Das Wetter liefert sich einen erbitterten Kampf mit sich selbst. Shame about the weather.

Und: es gewinnt. Es. Was ist es? Und wem zur Hölle soll mit dieser Nachfrage geholfen sein? Den Schülern, die ihre zwölfseitigen Aufsätze nach den 90 Minuten dem Lehrer geben müssen, der alle ese’s ankreuzt, als seien diese entflohene und seit langem vermisste kleine Bambis? Es leben das Bildungssystem. HALT! Wer ist Es? Wir drehen uns im Kreis. Was hat der/die kleine denn zum Besten gegeben? Ach, eine Interpretation der Seiten 44-54 in T.F.’s Effi Briest. Das ist ein weites Feld und so. Na dann. Wie viele „Es“? War nur ne Ausreichend. Okay. Der kleine Bernhard, der diesen Aufsatz verfasst hat, hat seit seines dritten Lebensjahres einen künstlichen Harnhausgang. Leider ist er nicht mit Schönheit gesegnet. Nicht in dieser Klassenstufe. Denn dort gelten sein froschähnliches Gesicht und die auf der Nase sitzende, mit viel zu großen Gläsern ausgestattete Brille, die dieser leicht geplätteten Fassade nicht gerade eine dezente Unternote verpasst, als bescheuert, dumm, hässlich und behindert. Ich möchte nicht diskriminieren. Ich gebe nur wieder. Leider riecht Bernahrd auch ungewollterweise dann und wann leicht nach Urin. Vielleicht sollte es heute Morgen schnell gehen. Oder der Beutel ist voll und schwappt mit jeder Körperbewegung einmal häufiger gegen seinen hageren Unterleib.
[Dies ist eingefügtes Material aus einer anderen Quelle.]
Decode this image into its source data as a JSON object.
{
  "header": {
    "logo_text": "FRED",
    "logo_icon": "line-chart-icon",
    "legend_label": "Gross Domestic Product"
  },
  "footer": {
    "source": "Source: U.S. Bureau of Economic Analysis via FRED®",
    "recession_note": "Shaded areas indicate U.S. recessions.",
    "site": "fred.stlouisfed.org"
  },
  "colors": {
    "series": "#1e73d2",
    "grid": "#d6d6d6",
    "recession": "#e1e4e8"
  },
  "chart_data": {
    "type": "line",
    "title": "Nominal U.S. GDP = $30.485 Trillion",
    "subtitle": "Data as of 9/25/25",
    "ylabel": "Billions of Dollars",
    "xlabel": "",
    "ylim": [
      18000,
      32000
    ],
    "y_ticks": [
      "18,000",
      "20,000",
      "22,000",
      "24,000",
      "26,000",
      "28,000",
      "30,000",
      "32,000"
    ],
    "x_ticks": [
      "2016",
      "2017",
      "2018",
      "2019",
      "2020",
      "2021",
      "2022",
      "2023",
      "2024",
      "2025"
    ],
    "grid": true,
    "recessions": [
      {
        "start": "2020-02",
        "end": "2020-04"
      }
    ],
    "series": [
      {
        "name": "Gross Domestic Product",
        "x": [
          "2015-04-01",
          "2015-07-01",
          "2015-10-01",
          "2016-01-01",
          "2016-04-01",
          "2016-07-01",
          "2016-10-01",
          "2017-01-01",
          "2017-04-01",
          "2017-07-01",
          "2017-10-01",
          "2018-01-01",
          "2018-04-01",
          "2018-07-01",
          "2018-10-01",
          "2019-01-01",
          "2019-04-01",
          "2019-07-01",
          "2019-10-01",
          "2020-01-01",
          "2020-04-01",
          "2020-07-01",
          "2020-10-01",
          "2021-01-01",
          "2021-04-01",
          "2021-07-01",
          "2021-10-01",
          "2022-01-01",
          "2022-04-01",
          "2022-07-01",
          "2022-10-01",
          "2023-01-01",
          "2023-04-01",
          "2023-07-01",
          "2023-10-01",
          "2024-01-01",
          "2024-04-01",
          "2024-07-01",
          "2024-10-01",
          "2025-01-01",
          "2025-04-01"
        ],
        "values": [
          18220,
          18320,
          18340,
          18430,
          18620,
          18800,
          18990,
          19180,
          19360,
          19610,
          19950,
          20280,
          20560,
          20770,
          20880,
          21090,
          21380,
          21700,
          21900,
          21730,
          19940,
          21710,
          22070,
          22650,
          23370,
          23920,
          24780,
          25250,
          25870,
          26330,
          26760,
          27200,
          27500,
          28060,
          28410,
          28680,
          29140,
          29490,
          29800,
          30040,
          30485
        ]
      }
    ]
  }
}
In Latein ist Bernhard ein As. Echt. Er räumt regelmäßig Einsen ab. Liest und übersetzt den althergebrachten Quark, als sei es deutsch. Er macht mit seiner, bis auf das Fach Deutsch, Bildung sein verschrieenes Äußeres wett. Bei den Lehrern. Seine Mitschüler empfinden Mitleid, Hass, Fremdscham, Abneigung oder eine viel zu immense Neigung zur Stichelei wenn Bernhard auftaucht. Er ist sowas wie die Priese Salz zur Mittagsunterhaltung -Bernahrd ist nie dabei, es sei denn, die Schüler brauchen Belustigung- eine quasi Daily Soap der Lästereien. „Was? Ja, ich hab den nassen Fleck an seinem Pulli gesehen, der ist voll Behindert. Total widerlich. Mensch, der arme…“ usw. Man kann es sich bildlich vorstellen.

Bernhard hat zudem ein selten gutes Händchen, auch nicht zwingend förderlich für die Integration in Pubertäre Gefilde der Gleichaltrigen Pickelkämpfer, für schlechten Klamottengeschmack. Nicht mal Extravagant taucht er unter seinen Klassenkameraden auf. Einfach nur hässlich. Die Schuppenflechte unter seinen speckiegen oder, wenn es die Tagesform zulässt, trocken geföhnten Haaren, macht die Sache nicht zwingend besser. Gott behüte, er kann nichts dafür und das wächst sich garantiert aus. Apropos Gott: Bernhard ist urtreuer Christ. Beten ist geil. Hilft zwar alles nix, aber ordentlich geglaubt ist halb gesiegt. Bernhard, alter…

Der einzige Grund, der mir auf Anhieb einfällt, warum Bernhard die Schulzeit überlebt haben kann, sind bildschöne Klassenkameradinnen, die bis zur achten immer zwischen sich gerade entwickelnde Hänseleien (Schlägereien, obwohl es eher eine Verprügelung geworden wäre, Bernhard hatte nur Muskeln, damit die Knochen nicht aus seinem Körper fallen) drängten und halb diplomatisch, halb flirtend den BadBoy und dessen Clique davon überzeugten, dass Gewalt scheiße sei und Bernhard so dermaßen bemitleidenswert, dass er nichtmal Kloppe wert sei. Folge waren fehlende Eingliederung und Randgruppendasein. Unddekoratives Randgruppendasein. Denn er konnte nichts wirklich, fiel nicht auf, war lediglich fachnah bemerkenswert clever und leider so schlagfertig wie eine Schlange Beine hat.

Ob Bernhard die Klassen bis zum ABI überlebt hat, kann ich nicht sagen, ich flog von dieser Schule ende der neunten. Persönlich hab ich Bernhard nur einmal ziemlich impulsiv ins Gesicht gespuckt, um ihn meine Missachtung preis zu tun. Ich weiß bis heute nicht mehr worum es ging. Es. Wer ist eigentlich Es?